The Scottish residential real estate market’s recovery from the recession has stabilized after the price fall of the previous quarter, according to the latest Scottish House Price Monitor.
On an annual, underlying basis Scottish house prices have increased by 4.6%, and the average property is now priced at £165,284, says the index from Lloyds TSB Scotland.
In the three months ending October 2010, the quarterly price index for the average domestic property market in Scotland rose by 3.7%, it also shows.
The latest property price movement has been generated from a market with a low number of sales. The number of house purchases recorded in this quarter’s Monitor is 17% down on the last quarter and 10% below the same quarter of last year.
When compared to 2009, for the market as a whole, Scottish house purchases in September of this year are 3% less. This is the second consecutive monthly fall in the number of house purchases following five consecutive months of increases. The number of housing transactions in the Scottish market is around half of pre-recession levels.
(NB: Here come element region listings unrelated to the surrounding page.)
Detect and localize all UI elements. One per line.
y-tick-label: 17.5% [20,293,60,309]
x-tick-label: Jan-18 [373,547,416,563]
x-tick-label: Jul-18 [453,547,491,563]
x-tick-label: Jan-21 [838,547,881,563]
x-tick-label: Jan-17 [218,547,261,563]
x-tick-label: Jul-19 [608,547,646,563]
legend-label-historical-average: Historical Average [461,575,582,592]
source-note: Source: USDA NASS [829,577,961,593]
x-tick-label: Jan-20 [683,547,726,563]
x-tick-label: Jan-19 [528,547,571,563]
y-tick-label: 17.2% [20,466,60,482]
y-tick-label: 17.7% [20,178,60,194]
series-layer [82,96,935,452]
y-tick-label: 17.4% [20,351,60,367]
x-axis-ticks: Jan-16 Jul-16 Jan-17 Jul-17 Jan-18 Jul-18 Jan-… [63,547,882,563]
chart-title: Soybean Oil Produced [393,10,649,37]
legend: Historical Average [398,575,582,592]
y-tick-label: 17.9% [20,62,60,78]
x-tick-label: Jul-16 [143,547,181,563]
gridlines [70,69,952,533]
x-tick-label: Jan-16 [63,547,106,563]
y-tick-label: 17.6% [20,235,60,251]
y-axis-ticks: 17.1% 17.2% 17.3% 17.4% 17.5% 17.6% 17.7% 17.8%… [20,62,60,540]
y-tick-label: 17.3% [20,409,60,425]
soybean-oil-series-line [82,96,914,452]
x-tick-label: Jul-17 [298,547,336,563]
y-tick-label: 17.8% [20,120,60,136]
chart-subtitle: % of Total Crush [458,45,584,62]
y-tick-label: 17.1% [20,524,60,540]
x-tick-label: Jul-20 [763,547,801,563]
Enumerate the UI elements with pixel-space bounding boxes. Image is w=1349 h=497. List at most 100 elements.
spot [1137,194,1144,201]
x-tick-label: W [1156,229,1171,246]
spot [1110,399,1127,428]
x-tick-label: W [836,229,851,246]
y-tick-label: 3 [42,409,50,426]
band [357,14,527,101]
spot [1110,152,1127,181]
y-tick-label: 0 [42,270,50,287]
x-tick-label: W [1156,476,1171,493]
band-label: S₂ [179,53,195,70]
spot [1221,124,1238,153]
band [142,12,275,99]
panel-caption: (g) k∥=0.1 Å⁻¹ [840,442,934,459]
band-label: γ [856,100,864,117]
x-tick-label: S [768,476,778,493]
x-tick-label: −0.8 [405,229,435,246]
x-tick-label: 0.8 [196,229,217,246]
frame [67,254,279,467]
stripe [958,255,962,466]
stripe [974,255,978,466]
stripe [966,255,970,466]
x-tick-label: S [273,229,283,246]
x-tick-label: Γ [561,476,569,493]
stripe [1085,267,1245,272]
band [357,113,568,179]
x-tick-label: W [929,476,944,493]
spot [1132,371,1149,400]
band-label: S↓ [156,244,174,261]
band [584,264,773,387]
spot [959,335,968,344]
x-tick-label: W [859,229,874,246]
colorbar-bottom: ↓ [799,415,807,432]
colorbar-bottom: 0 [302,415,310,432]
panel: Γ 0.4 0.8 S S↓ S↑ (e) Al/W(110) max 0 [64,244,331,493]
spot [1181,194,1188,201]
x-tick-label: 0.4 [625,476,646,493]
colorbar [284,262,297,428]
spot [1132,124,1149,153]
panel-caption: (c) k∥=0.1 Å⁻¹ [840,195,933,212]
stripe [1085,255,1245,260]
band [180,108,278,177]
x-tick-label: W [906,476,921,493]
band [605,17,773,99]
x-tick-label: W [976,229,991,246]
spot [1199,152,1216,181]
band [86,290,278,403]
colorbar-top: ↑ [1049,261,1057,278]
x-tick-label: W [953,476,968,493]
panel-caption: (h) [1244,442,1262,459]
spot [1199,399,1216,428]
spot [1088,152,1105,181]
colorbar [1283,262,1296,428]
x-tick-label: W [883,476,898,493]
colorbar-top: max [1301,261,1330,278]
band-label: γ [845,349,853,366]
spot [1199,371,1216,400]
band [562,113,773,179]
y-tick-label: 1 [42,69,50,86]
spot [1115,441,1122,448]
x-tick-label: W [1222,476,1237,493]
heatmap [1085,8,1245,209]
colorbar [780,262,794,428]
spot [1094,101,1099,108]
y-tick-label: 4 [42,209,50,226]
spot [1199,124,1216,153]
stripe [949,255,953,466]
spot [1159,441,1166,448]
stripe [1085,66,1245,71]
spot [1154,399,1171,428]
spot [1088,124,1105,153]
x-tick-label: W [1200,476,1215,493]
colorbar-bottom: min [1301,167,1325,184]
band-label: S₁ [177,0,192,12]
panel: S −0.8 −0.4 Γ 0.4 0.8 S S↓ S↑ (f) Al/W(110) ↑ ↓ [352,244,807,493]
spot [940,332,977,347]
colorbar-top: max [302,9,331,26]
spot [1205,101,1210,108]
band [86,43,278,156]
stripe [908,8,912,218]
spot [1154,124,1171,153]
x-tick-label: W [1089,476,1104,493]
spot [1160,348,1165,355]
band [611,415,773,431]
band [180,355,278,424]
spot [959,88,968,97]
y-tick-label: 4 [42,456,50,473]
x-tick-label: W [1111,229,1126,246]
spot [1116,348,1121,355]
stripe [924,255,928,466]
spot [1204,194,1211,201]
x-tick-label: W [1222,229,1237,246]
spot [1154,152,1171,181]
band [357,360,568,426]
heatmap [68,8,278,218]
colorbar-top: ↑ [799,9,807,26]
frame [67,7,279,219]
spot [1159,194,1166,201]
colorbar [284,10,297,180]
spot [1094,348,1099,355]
‘The Scottish economy exited recession at the end of last year but then showed a decline in output in the first quarter of this year. After five quarters of declining output in the last seven, the Scottish economy recorded a robust increase of 1.3% in growth in the three months ending June 2010,’ said Donald MacRae, chief economist, Lloyds TSB Scotland.
‘The Scottish housing market has adjusted to this changing economic environment. Sales have halved but have now stabilized while prices, after an initial fall, are now showing an annual increase comparable to retail price inflation,’ he explained.
The outlook is flat. ‘There are no signs of a precipitate fall in house prices. Likewise there is little prospect of significant house price gains in the immediate future,’ he added.
Aberdeen has seen the best property market in terms of price increases, up 15.3% annually, with an average house price of £224,672. While the south east of the country, excluding Edinburgh, has seen prices fall by 0.2% over the last 12 months.
Dundee saw prices rise 5.6%, in Edinburgh they were up 3.9% and in Glasgow up 1.3%. The north of the country, excluding Aberdeen, saw price increases of 3.4%, the Central region, Fife, Perth and Tayside, saw prices fall 0.7% and the south west was up 5.2%.